Da difícil precisão (ou da
Da difícil precisão
(ou da persistência versus masoquismo)
A fronteira limite entre atitudes, apesar de bem diversas em natureza, é quase sempre difícil de traçar: a vida não é a preto e branco, e os matizes de cinzento são quase infindáveis. Por isso, em última análise, só cada um de nós saberá com precisão (?) onde situar a "linha justa" de um percurso existencial. Por outras palavras, mais do que um sentido racional ou moral puros, procuramos a valia ética da nossa actuação, medindo-a pela bitola da dignidade, face aos outros e a nós próprios.

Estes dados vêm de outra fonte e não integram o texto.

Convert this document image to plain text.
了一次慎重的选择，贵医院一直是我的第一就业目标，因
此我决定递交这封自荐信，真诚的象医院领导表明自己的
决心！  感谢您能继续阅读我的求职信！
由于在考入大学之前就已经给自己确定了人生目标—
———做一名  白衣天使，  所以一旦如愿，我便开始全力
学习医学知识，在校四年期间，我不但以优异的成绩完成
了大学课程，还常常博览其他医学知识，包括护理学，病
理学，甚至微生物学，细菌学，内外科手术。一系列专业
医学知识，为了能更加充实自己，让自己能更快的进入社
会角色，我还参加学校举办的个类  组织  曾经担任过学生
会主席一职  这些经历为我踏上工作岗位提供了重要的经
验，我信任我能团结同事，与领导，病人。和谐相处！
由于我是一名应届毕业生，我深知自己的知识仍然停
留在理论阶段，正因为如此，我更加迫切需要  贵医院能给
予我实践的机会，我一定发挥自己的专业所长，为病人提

É por isso ilusório, quase arrogante, pretender qualificar as acções dos outros em termos de coragem ou cobardia, persistência ou desistência, no contexto de escolhas que só o foro íntimo pode avaliar. Cada um sabe onde acaba a virtude da permanência e começa a destruição doentia de si mesmo, onde se extinguem a persistência e a determinação e apenas sobram masoquismo e teimosia inglórios, desertificantes, maquinais e ásperos. Quem se enganar, ainda assim, na distinção destas paredes meias na edificação da sua própria vida, corre o risco de pagar o preço em amargura. Voltar a página no momento em que nada mais há a esperar, não somente do outro, mas sobretudo do que se procurou construir com ele, é um momento de dor, mas certamente condição sine qua non para se cumprir plenamente quem se é. Cada um terá a percepção dos seus tempos, do ritmo de aprendizagem de si mesmo, de maturação, da medida das suas forças, do tamanho da esperança que o anima, da saturação face à inegável impossibilidade dos seus desígnios. Só a soberba mais extrema pode permitir o atrevimento de julgar as pessoalíssimas opções dos outros neste labirinto.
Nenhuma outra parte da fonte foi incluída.